***
Тяжелее всего
было подниматься вверх. Гранитные ступени, служившие Грауштейну
многие сотни лет, были слизаны тысячами ног настолько, что казались
оплавившимися, большие тяжелые ноги «Судьи» то и дело норовили
соскользнуть, лишая его равновесия. Гироскопы протестующе выли,
шарниры с гулом ворочались в своих ложах, поршни зло и нетерпеливо
стучали.
Дверь дормитория
оказалась заперта, но это уже не играло никакой роли. Не сбавляя
хода, лишь повернув немного торс, Гримберт врезался в нее левым
плечом и провалился сквозь нее в облаке деревянной трухи, почти не
ощутив сопротивления, лишь зазвенели по каменным плитам
искореженные стальные полосы да заклепки.
Не рассвет, как
он сперва отчего-то вообразил. Он и забыл, сколь длинны здесь, в
северных широтах, сумерки. Над Грауштейном все еще клубилась ночь.

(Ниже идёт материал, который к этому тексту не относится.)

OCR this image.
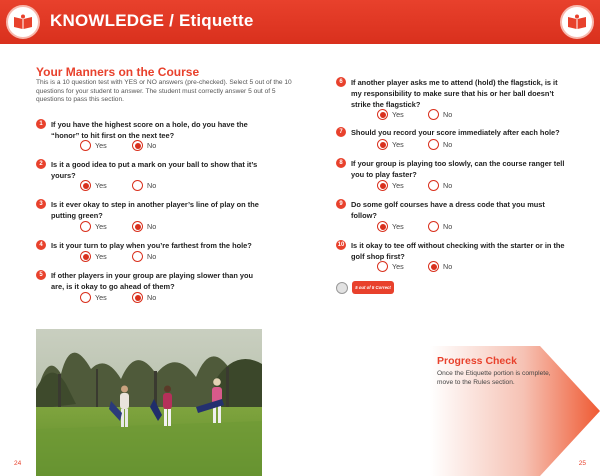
KNOWLEDGE / Etiquette
Your Manners on the Course
This is a 10 question test with YES or NO answers (pre-checked). Select 5 out of the 10 questions for your student to answer. The student must correctly answer 5 out of 5 questions to pass this section.
1	If you have the highest score on a hole, do you have the “honor” to hit first on the next tee?
Yes	No
2	Is it a good idea to put a mark on your ball to show that it’s yours?
Yes	No
3	Is it ever okay to step in another player’s line of play on the putting green?
Yes	No
4	Is it your turn to play when you’re farthest from the hole?
Yes	No
5	If other players in your group are playing slower than you are, is it okay to go ahead of them?
Yes	No
6	If another player asks me to attend (hold) the flagstick, is it my responsibility to make sure that his or her ball doesn’t strike the flagstick?
Yes	No
7	Should you record your score immediately after each hole?
Yes	No
8	If your group is playing too slowly, can the course ranger tell you to play faster?
Yes	No
9	Do some golf courses have a dress code that you must follow?
Yes	No
10 Is it okay to tee off without checking with the starter or in the golf shop first?
Yes	No
5 out of 5 Correct
Progress Check
Once the Etiquette portion is complete, move to the Rules section.
24	25
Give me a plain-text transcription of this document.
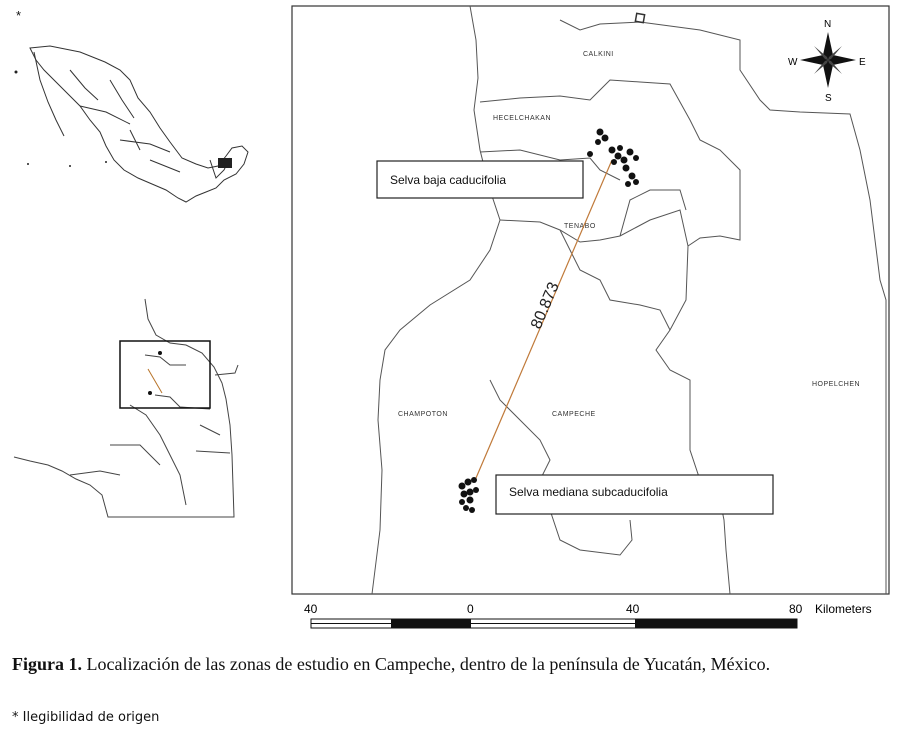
*
CALKINI
HECELCHAKAN
TENABO
CHAMPOTON	CAMPECHE
HOPELCHEN
80.873
Selva baja caducifolia
Selva mediana subcaducifolia
N
S
E
W
40	0	40	80 Kilometers
Figura 1. Localización de las zonas de estudio en Campeche, dentro de la península de Yucatán, México.
* Ilegibilidad de origen
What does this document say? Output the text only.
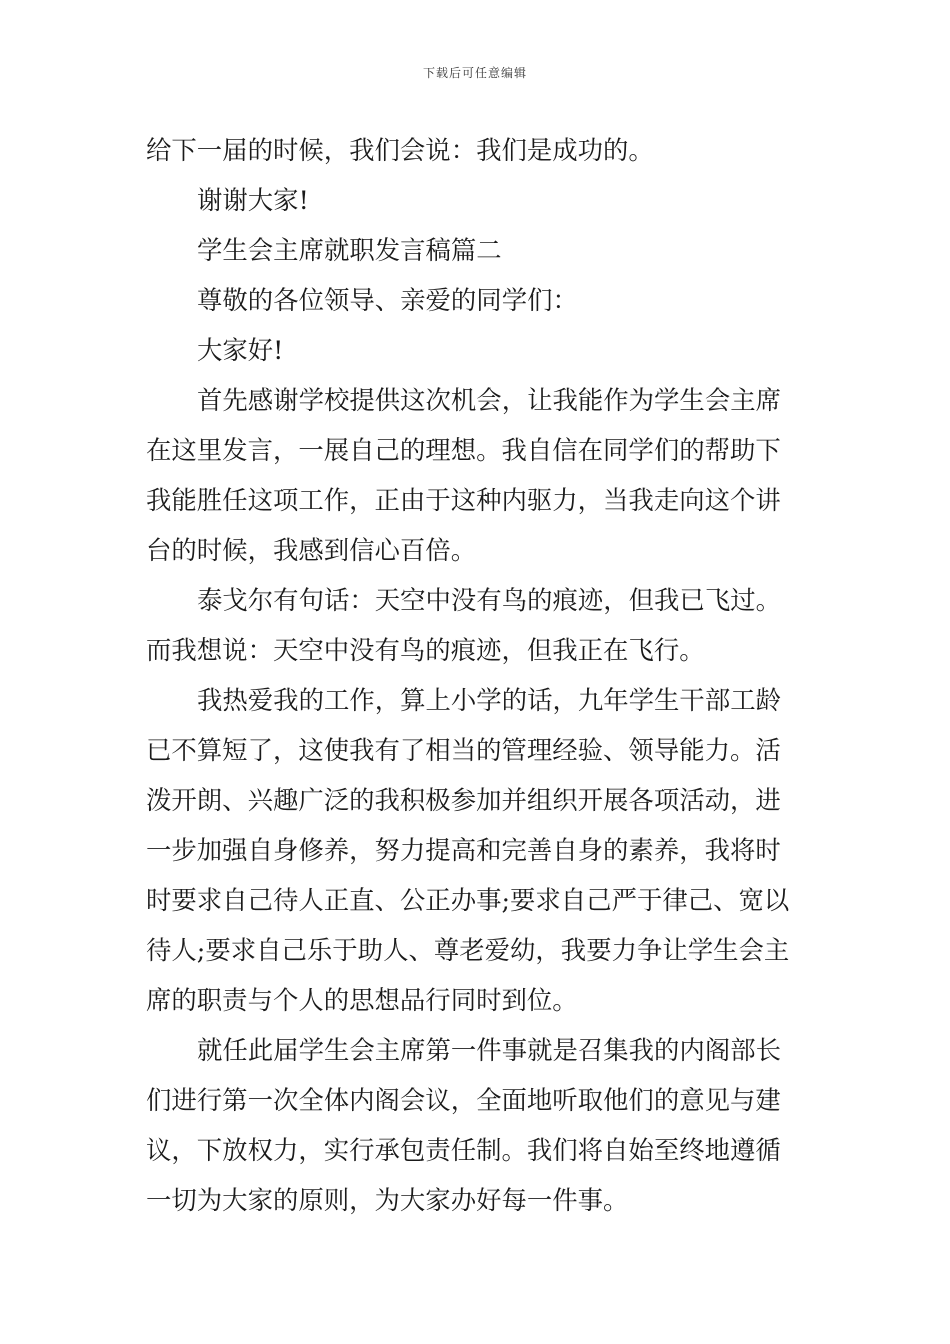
下载后可任意编辑
给下一届的时候，我们会说：我们是成功的。
谢谢大家!
学生会主席就职发言稿篇二
尊敬的各位领导、亲爱的同学们：
大家好!
首先感谢学校提供这次机会，让我能作为学生会主席
在这里发言，一展自己的理想。我自信在同学们的帮助下
我能胜任这项工作，正由于这种内驱力，当我走向这个讲
台的时候，我感到信心百倍。
泰戈尔有句话：天空中没有鸟的痕迹，但我已飞过。
而我想说：天空中没有鸟的痕迹，但我正在飞行。
我热爱我的工作，算上小学的话，九年学生干部工龄
已不算短了，这使我有了相当的管理经验、领导能力。活
泼开朗、兴趣广泛的我积极参加并组织开展各项活动，进
一步加强自身修养，努力提高和完善自身的素养，我将时
时要求自己待人正直、公正办事;要求自己严于律己、宽以
待人;要求自己乐于助人、尊老爱幼，我要力争让学生会主
席的职责与个人的思想品行同时到位。
就任此届学生会主席第一件事就是召集我的内阁部长
们进行第一次全体内阁会议，全面地听取他们的意见与建
议，下放权力，实行承包责任制。我们将自始至终地遵循
一切为大家的原则，为大家办好每一件事。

Тяжелая, влажная, пронизанная острыми вихрами облаков – словно
кто-то обложил небосвод космами нечесаной и мокрой волчьей шерсти,
жесткой, как стальная щетина. Только на востоке виднелись
предрассветные промоины, но света они почти не давали, лишь пачкали
горизонт холодными оловянными потеками.
Повинуясь
приказу, «Серый Судья» включил защищенные жалюзями прожектора,
окатив монастырь потоками инфракрасного света. Гримберту
потребовалось несколько секунд, чтобы приноровиться к этому режиму
изображения, лишенному цветов, беспощадно-четкому, такому, что
зудят несуществующие глазные нервы.
В инфракрасном
свете Грауштейн сделался еще более безжизненным, похожим на
тысячелетний скелет, острые кости которого прикрыты глухим тяжелым
саваном. Многочисленные постройки, стены которых еще хранили
вмятины от кельтских снарядов, напоминали какие-то чудовищные
зиккураты, тянущие вверх свои острые вершины, и даже привычные
глазу кресты выглядели не символами веры, а какими-то колючими
языческими глифами.
Едва только
Гримберт включил радиостанцию, как та выдала сразу ворох сигналов
на всех диапазонах, окружающий эфир вскипел сразу десятками
сообщений. Гримберт рефлекторно переключился на ближайшую волну и
стиснул зубы, потому что вместо человеческой речи динамики «Судьи»
изрыгнули что-то страшное – нечленораздельное бормотание,
перемежаемое дьявольским хохотом и скрежетом зубов. Такие звуки
может издавать человек, которого заживо перемалывают в огромной
мясорубке.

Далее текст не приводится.